Federalist 51 as of December 15, 2023
I'm teaching a midwinter course in Federal Government. I'm thinking aloud how to introduce my students to Federalist 51 and the famous idea that if we can make ambition counter ambition, a government can last a long time.
I have two purposes in this essay. First, I want to introduce you to the logic behind American Constitutionalism. The best way to do that is to get you to think about other ideas about politics and forms of government. “If the logic behind the Constitution was so obvious, why wasn’t it tried for thousands of years?” is a serious question. Second, I want you to think about how we live now and consider carefully how the combination of checks and balances and separation of powers works. Putting you in dialogue with James Madison is a worthwhile goal.
The Federalist Papers by Hamilton (yes, that Hamilton), Madison, and Jay were written to convince New York State to ratify the Constitution. They are op-eds for newspapers. They serve as important points of entry to the various ideas underlying American Constitutionalism. Hamilton very much wants a strong executive; Madison sees private property and freedom as inextricably linked. As you can see, they’re also part of American mythologizing, just as much as Lincoln living in a log cabin or George Washington chopping down a cherry tree. Their existence creates an aura: “our fundamental laws were deliberated publicly, with citizens reading, weighing what was said, and voting.”
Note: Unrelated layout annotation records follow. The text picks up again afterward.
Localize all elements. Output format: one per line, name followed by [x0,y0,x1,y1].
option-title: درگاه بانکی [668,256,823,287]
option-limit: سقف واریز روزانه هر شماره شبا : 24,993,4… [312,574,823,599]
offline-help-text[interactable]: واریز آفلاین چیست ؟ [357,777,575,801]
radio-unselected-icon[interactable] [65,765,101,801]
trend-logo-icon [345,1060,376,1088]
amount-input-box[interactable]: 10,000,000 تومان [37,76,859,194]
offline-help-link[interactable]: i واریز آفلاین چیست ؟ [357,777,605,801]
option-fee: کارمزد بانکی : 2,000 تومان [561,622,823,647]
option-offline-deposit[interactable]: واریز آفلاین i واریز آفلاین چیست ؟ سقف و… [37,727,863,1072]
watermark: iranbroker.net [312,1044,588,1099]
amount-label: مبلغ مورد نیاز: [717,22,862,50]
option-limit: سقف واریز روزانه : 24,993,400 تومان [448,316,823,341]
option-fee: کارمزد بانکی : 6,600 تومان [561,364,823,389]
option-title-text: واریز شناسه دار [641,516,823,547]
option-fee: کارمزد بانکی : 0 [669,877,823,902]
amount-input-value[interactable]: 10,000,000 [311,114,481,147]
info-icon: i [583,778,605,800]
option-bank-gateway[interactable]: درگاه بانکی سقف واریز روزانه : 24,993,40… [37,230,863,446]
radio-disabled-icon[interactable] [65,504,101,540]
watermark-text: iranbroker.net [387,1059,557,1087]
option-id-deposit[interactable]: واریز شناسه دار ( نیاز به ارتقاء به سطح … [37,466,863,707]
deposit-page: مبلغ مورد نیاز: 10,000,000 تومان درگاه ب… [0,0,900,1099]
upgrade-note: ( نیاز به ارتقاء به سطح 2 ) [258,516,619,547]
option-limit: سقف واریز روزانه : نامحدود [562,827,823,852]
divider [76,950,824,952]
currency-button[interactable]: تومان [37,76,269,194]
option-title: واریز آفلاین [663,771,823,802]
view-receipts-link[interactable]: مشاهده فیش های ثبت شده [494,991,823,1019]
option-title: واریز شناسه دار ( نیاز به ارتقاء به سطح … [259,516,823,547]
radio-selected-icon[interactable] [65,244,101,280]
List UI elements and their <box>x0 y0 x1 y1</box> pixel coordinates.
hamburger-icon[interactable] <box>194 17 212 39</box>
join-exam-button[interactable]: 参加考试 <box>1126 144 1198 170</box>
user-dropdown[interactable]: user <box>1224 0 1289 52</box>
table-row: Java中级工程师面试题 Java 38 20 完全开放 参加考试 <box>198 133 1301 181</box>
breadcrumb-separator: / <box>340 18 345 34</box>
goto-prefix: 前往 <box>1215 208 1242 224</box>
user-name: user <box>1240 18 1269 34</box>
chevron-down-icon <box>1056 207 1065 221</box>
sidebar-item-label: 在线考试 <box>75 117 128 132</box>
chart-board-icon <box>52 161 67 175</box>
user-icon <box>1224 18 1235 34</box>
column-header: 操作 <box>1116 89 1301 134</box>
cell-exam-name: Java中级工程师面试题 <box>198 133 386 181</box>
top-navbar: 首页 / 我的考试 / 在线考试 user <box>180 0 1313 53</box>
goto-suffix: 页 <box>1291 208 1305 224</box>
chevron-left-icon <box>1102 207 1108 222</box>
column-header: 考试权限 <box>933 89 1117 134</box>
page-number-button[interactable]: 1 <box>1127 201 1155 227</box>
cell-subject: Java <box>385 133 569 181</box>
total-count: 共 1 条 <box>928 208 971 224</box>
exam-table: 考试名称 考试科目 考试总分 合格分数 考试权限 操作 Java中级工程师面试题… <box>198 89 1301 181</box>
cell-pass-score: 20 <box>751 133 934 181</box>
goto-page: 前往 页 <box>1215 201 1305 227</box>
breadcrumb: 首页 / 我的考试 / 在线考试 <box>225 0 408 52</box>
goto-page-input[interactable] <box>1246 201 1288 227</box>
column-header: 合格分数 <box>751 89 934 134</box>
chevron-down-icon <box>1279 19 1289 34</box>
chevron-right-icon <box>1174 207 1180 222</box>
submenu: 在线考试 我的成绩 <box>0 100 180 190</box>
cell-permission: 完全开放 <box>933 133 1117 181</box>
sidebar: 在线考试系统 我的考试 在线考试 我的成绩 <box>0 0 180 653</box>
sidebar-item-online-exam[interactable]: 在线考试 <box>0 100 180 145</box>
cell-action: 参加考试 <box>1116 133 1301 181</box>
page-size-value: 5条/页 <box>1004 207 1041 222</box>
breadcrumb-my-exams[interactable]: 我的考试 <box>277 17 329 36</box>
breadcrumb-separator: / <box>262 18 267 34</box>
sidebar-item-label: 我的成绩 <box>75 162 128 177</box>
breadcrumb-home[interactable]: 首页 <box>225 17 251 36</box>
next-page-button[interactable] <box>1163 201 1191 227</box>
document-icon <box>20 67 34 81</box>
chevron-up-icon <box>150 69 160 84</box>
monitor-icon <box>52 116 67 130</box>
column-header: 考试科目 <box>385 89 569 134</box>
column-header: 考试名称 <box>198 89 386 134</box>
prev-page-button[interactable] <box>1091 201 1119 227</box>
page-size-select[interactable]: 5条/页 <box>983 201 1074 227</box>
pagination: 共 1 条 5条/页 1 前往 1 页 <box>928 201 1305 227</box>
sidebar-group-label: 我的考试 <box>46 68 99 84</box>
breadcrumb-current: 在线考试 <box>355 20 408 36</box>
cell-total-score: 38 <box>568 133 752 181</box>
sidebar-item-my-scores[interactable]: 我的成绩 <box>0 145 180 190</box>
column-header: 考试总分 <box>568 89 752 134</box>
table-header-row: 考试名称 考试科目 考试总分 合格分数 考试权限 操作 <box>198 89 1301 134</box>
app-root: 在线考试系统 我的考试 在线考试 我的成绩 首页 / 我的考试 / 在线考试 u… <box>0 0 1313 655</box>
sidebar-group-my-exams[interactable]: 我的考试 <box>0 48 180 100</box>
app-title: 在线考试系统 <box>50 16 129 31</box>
The mythologizing can sometimes get in the way of us asking “How do things actually work?” When Madison opens Federalist 51, he has a sharp thesis about how he thinks things should work:
TO WHAT expedient, then, shall we finally resort, for maintaining in practice the necessary partition of power among the several departments, as laid down in the Constitution? The only answer that can be given is, that as all these exterior provisions are found to be inadequate, the defect must be supplied, by so contriving the interior structure of the government as that its several constituent parts may, by their mutual relations, be the means of keeping each other in their proper places.
Madison is concerned with a problem that is narrow in one way but has enormous consequences if it is not addressed. How do you prevent one branch of government—the President, the Congress, the Supreme Court—from dominating all the others? How to maintain, in other words, “in practice the necessary partition of power among the several departments?” His answer is that the federal government has to be structured so that each part is “the means of keeping each other in their proper places.”
We’re so used to hearing that you can create a government which is set up to check itself that we do not think twice about it. People from other ages would have questions. They would not necessarily be fans of their king or council of oligarchs or theocrats. But they might ask what exactly U.S. government stood for. If a government is busy fighting itself, how is it supposed to serve the people or advance its values?
That may seem like a laughable question given that the United States has an old constitution and has lasted a good long while. However, it is a question we’re confronting today. Consider the filibuster, which one party in the Senate has used to get the judges it wants and stop the President’s agenda even when the President has plenty of support from the House and the rest of the Senate. Is it good for one part of Congress to completely dominate the other part, stop the President from accomplishing anything they want, and get judges they like? Maybe it is—there is an argument to be made that things could be worse. I do think it’s worth considering that if the government is at war with itself, that doesn’t mean we the people are free. It could mean the faction that’s winning exercises power in radical ways, as if it has the right to do anything to win.
With a little bit of skepticism, then, we should approach the most famous lines of Federalist 51. “Ambition must be made to counteract ambition,” Madison intones, and his thinking is that if “constitutional means” and “personal motives” line up, each part of government will not be swallowed by the other:
But the great security against a gradual concentration of the several powers in the same department, consists in giving to those who administer each department the necessary constitutional means and personal motives to resist encroachments of the others. The provision for defense must in this, as in all other cases, be made commensurate to the danger of attack. Ambition must be made to counteract ambition.
As all of you are aware, “personal motives” is the issue we’re confronting today. What if Supreme Court justices appointed by any President answer only to billionaires? And what if Congress has no real incentive to fight their self-proclaimed authority over interpretation of the Constitution? What if people go to Congress not to fight for their constituents, or even to fight against the President or the Supreme Court, but to become highly paid lobbyists or cable news anchors?
It does seem that American government depends on a love of country that isn’t cynical or hateful. It may depend on a love of country free from ambition--one not looking for enemies everywhere--dedicated to serve even the people we don’t like. We note that the Constitution almost didn’t make it 100 years. The Civil War nearly ended the United States. The South, in advancing slavery, had plenty of ambition that had to be counteracted. The Presidency, Congress, and the Supreme Court did fight each other, but the result of that fight was that Americans started fighting each other well before civil war broke out. Older ideas about government emphasized bringing virtuous people into prominence and educating people in leadership, sometimes through experience. No one had any illusions that the best ruler would be a saint. They just wanted to be clear that at some point, someone dedicated to the country itself would have some power.